I do understand that sometimes “out with the animals” for an LGD means no shelter and no socialization, and I support absolutely their desire to find out what kind of working life the animal would have. That’s not, however, what we do – and what most farmers do.
After a few more failures, we gave up and ended up buying a Great Pyrenees (Mac the Marshmallow) from a breeder. He’s a wonderful dog, and I have no regrets. He’s settled into a perfect guardian, a good buddy for Mistress Quickly, our American Working Farmcollie and emergency-backup dog, and my oldest son’s best friend. Told we couldn’t expect him to guard our goats and play with our kids, we’ve found he’s able to move perfectly between those two roles.
I’ve been thinking about the dog thing again since Mistress Quickly is getting older. Rather than having Mac lose his best buddy, we probably will try and find another dog in the next couple of years, so that our dogs are never alone. Moreover, we’ve talked about possibly needing another LGD to handle the animals that are kept up on the hillside, out of sight of the house. While Mac goes up there, his guarding work is mostly in the areas around the house where the does are kept – but the bucks and calves are up on the hill pastures.
As much as I’d prefer to support rescue operations, I just don’t think I’ll be using one. The requirements of many of them are fairly ridiculous – one asks you to sign a contract that they can come to your property and investigate your dog’s condition at any time. I don’t abuse my animals, and I support their desire to protect dogs that have already endured trauma – but I don’t make strangers free of my property, either. Multiple home visits before you can adopt – I’m willing to do that for children, but not for animals.
I don’t know what happened to the puppies we inquired about – I hope all of them are stably settled in their homes now that they are big and not so cute. I do know that the Maremma was still at the shelter in the same 4×6 cage more than a year later.

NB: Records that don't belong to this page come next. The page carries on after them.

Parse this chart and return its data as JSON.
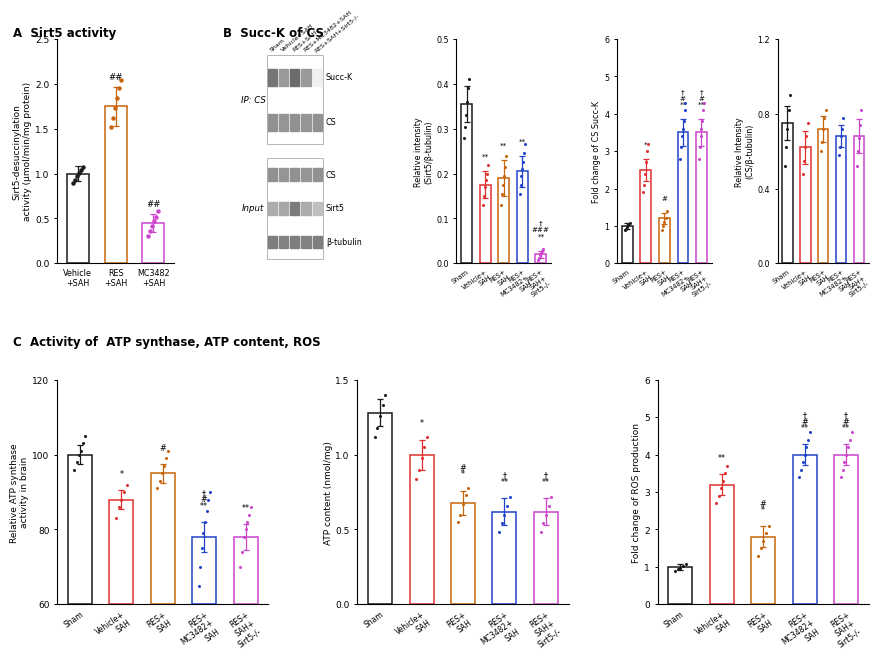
{
  "panel_A": {
    "ylabel": "Sirt5-desuccinylation\nactivity (μmol/min/mg protein)",
    "categories": [
      "Vehicle+SAH",
      "RES+SAH",
      "MC3482+SAH"
    ],
    "means": [
      1.0,
      1.75,
      0.45
    ],
    "errors": [
      0.08,
      0.22,
      0.1
    ],
    "colors": [
      "#1a1a1a",
      "#c8650a",
      "#cc44cc"
    ],
    "ylim": [
      0.0,
      2.5
    ],
    "yticks": [
      0.0,
      0.5,
      1.0,
      1.5,
      2.0,
      2.5
    ],
    "annotations": [
      "",
      "##",
      "##"
    ],
    "dot_y_sets": [
      [
        0.9,
        0.93,
        0.97,
        1.01,
        1.04,
        1.07
      ],
      [
        1.52,
        1.62,
        1.73,
        1.84,
        1.95,
        2.04
      ],
      [
        0.3,
        0.36,
        0.42,
        0.47,
        0.52,
        0.58
      ]
    ]
  },
  "panel_B_left": {
    "ylabel": "Relative intensity\n(Sirt5/β-tubulin)",
    "categories": [
      "Sham",
      "Vehicle+SAH",
      "RES+SAH",
      "RES+MC3482+SAH",
      "RES+SAH+Sirt5-/-"
    ],
    "means": [
      0.355,
      0.175,
      0.19,
      0.205,
      0.02
    ],
    "errors": [
      0.04,
      0.03,
      0.04,
      0.035,
      0.008
    ],
    "colors": [
      "#1a1a1a",
      "#e03030",
      "#c8650a",
      "#2244cc",
      "#cc44cc"
    ],
    "ylim": [
      0.0,
      0.5
    ],
    "yticks": [
      0.0,
      0.1,
      0.2,
      0.3,
      0.4,
      0.5
    ],
    "annotations": [
      "",
      "**",
      "**",
      "**",
      "†\n###\n**"
    ],
    "dot_y_sets": [
      [
        0.28,
        0.305,
        0.33,
        0.36,
        0.39,
        0.41
      ],
      [
        0.13,
        0.15,
        0.17,
        0.185,
        0.2,
        0.22
      ],
      [
        0.13,
        0.155,
        0.175,
        0.195,
        0.215,
        0.24
      ],
      [
        0.155,
        0.175,
        0.195,
        0.21,
        0.225,
        0.245,
        0.265
      ],
      [
        0.008,
        0.012,
        0.018,
        0.022,
        0.027,
        0.032
      ]
    ]
  },
  "panel_B_mid": {
    "ylabel": "Fold change of CS Succ-K",
    "categories": [
      "Sham",
      "Vehicle+SAH",
      "RES+SAH",
      "RES+MC3482+SAH",
      "RES+SAH+Sirt5-/-"
    ],
    "means": [
      1.0,
      2.5,
      1.2,
      3.5,
      3.5
    ],
    "errors": [
      0.08,
      0.3,
      0.15,
      0.35,
      0.35
    ],
    "colors": [
      "#1a1a1a",
      "#e03030",
      "#c8650a",
      "#2244cc",
      "#cc44cc"
    ],
    "ylim": [
      0,
      6
    ],
    "yticks": [
      0,
      1,
      2,
      3,
      4,
      5,
      6
    ],
    "annotations": [
      "",
      "*",
      "#",
      "†\n#\n**",
      "†\n#\n**"
    ],
    "dot_y_sets": [
      [
        0.88,
        0.93,
        0.98,
        1.02,
        1.07
      ],
      [
        1.9,
        2.1,
        2.4,
        2.7,
        3.0,
        3.2
      ],
      [
        0.9,
        1.0,
        1.1,
        1.2,
        1.4
      ],
      [
        2.8,
        3.1,
        3.4,
        3.6,
        3.8,
        4.1,
        4.3
      ],
      [
        2.8,
        3.1,
        3.4,
        3.6,
        3.8,
        4.1,
        4.3
      ]
    ]
  },
  "panel_B_right": {
    "ylabel": "Relative Intensity\n(CS/β-tubulin)",
    "categories": [
      "Sham",
      "Vehicle+SAH",
      "RES+SAH",
      "RES+MC3482+SAH",
      "RES+SAH+Sirt5-/-"
    ],
    "means": [
      0.75,
      0.62,
      0.72,
      0.68,
      0.68
    ],
    "errors": [
      0.09,
      0.09,
      0.07,
      0.06,
      0.09
    ],
    "colors": [
      "#1a1a1a",
      "#e03030",
      "#c8650a",
      "#2244cc",
      "#cc44cc"
    ],
    "ylim": [
      0.0,
      1.2
    ],
    "yticks": [
      0.0,
      0.4,
      0.8,
      1.2
    ],
    "annotations": [
      "",
      "",
      "",
      "",
      ""
    ],
    "dot_y_sets": [
      [
        0.52,
        0.62,
        0.72,
        0.82,
        0.9
      ],
      [
        0.48,
        0.55,
        0.62,
        0.68,
        0.75
      ],
      [
        0.6,
        0.65,
        0.72,
        0.78,
        0.82
      ],
      [
        0.58,
        0.62,
        0.68,
        0.72,
        0.78
      ],
      [
        0.52,
        0.6,
        0.67,
        0.74,
        0.82
      ]
    ]
  },
  "panel_C_left": {
    "ylabel": "Relative ATP synthase\nactivity in brain",
    "categories": [
      "Sham",
      "Vehicle+SAH",
      "RES+SAH",
      "RES+MC3482+SAH",
      "RES+SAH+Sirt5-/-"
    ],
    "means": [
      100,
      88,
      95,
      78,
      78
    ],
    "errors": [
      2.5,
      2.5,
      2.5,
      4,
      3.5
    ],
    "colors": [
      "#1a1a1a",
      "#e03030",
      "#c8650a",
      "#2244cc",
      "#cc44cc"
    ],
    "ylim": [
      60,
      120
    ],
    "yticks": [
      60,
      80,
      100,
      120
    ],
    "annotations": [
      "",
      "*",
      "#",
      "†\n#\n**",
      "**"
    ],
    "dot_y_sets": [
      [
        96,
        98,
        100,
        101,
        103,
        105
      ],
      [
        83,
        86,
        88,
        90,
        92
      ],
      [
        91,
        93,
        95,
        97,
        99,
        101
      ],
      [
        65,
        70,
        75,
        79,
        82,
        85,
        88,
        90
      ],
      [
        70,
        74,
        78,
        80,
        82,
        84,
        86
      ]
    ]
  },
  "panel_C_mid": {
    "ylabel": "ATP content (nmol/mg)",
    "categories": [
      "Sham",
      "Vehicle+SAH",
      "RES+SAH",
      "RES+MC3482+SAH",
      "RES+SAH+Sirt5-/-"
    ],
    "means": [
      1.28,
      1.0,
      0.68,
      0.62,
      0.62
    ],
    "errors": [
      0.09,
      0.1,
      0.08,
      0.09,
      0.09
    ],
    "colors": [
      "#1a1a1a",
      "#e03030",
      "#c8650a",
      "#2244cc",
      "#cc44cc"
    ],
    "ylim": [
      0.0,
      1.5
    ],
    "yticks": [
      0.0,
      0.5,
      1.0,
      1.5
    ],
    "annotations": [
      "",
      "*",
      "#\n*",
      "†\n**",
      "†\n**"
    ],
    "dot_y_sets": [
      [
        1.12,
        1.18,
        1.26,
        1.33,
        1.4
      ],
      [
        0.84,
        0.9,
        0.98,
        1.05,
        1.12
      ],
      [
        0.55,
        0.6,
        0.67,
        0.73,
        0.78
      ],
      [
        0.48,
        0.54,
        0.6,
        0.66,
        0.72
      ],
      [
        0.48,
        0.54,
        0.6,
        0.66,
        0.72
      ]
    ]
  },
  "panel_C_right": {
    "ylabel": "Fold change of ROS production",
    "categories": [
      "Sham",
      "Vehicle+SAH",
      "RES+SAH",
      "RES+MC3482+SAH",
      "RES+SAH+Sirt5-/-"
    ],
    "means": [
      1.0,
      3.2,
      1.8,
      4.0,
      4.0
    ],
    "errors": [
      0.08,
      0.28,
      0.28,
      0.28,
      0.28
    ],
    "colors": [
      "#1a1a1a",
      "#e03030",
      "#c8650a",
      "#2244cc",
      "#cc44cc"
    ],
    "ylim": [
      0,
      6
    ],
    "yticks": [
      0,
      1,
      2,
      3,
      4,
      5,
      6
    ],
    "annotations": [
      "",
      "**",
      "#\n*",
      "†\n#\n**",
      "†\n#\n**"
    ],
    "dot_y_sets": [
      [
        0.88,
        0.93,
        0.98,
        1.02,
        1.07
      ],
      [
        2.7,
        2.9,
        3.1,
        3.3,
        3.5,
        3.7
      ],
      [
        1.3,
        1.5,
        1.7,
        1.9,
        2.1
      ],
      [
        3.4,
        3.6,
        3.8,
        4.0,
        4.2,
        4.4,
        4.6
      ],
      [
        3.4,
        3.6,
        3.8,
        4.0,
        4.2,
        4.4,
        4.6
      ]
    ]
  },
  "blot": {
    "col_labels": [
      "Sham",
      "Vehicle+SAH",
      "RES+SAH",
      "RES+MC3482+SAH",
      "RES+SAH+Sirt5-/-"
    ],
    "row_labels": [
      "Succ-K",
      "CS",
      "CS",
      "Sirt5",
      "β-tubulin"
    ],
    "ip_label": "IP: CS",
    "input_label": "Input",
    "ip_rows": [
      0,
      1
    ],
    "input_rows": [
      2,
      3,
      4
    ],
    "band_intensities": [
      [
        0.75,
        0.55,
        0.8,
        0.55,
        0.08
      ],
      [
        0.6,
        0.58,
        0.6,
        0.58,
        0.6
      ],
      [
        0.6,
        0.58,
        0.6,
        0.58,
        0.6
      ],
      [
        0.45,
        0.48,
        0.72,
        0.45,
        0.35
      ],
      [
        0.7,
        0.68,
        0.7,
        0.68,
        0.7
      ]
    ]
  },
  "bg_color": "#ffffff"
}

I know he was lavished with love and attention there, taken for walks and cared for by people who love animals – but not enough to let an animal bred for work do what they love and are bred to do.
I take seriously the need to ensure that animals that have been abandoned and traumatized don’t get abandoned and traumatized again – but what I see is that “animal love” often gets perverted into making the barriers for adoption so great that over and over, people I know give up and buy from breeders. Now there is nothing wrong with purchasing an animal bred for a specific purpose from a breeder – and there are some compelling reasons for doing so. At the same time, there are many people who would adopt if they could – and homeless animals that wouldn’t be euthanized if the barriers to entry weren’t both high and sometimes misguided.
I often find myself suggesting that a dog or a cat might be a good addition to a sustainable household – yes, feeding them is a real issue and one that shouldn’t be taken lightly, but the security that a dog can provide to someone who lives alone, the rodent control a good mouser or the working qualities of a dog bred for hunting or ratting or guarding or herding are too valuable to give up. Add in the merits of comfort and security that having a dog or cat can provide and I do think pets are incredibly important to most of us. It is perfectly reasonable that to adopt an animal you’d have to show you can care for it and that you don’t regard animals as disposable, that you should agree to spay or neuter and that you have a plan for its medical care. It is not appropriate that you should have to open a vein, treat an animal like a human being or commit to chronic and permanent invasions of privacy. It is a pity that our perfectly laudable desire to protect animals has gone overboard in some cases.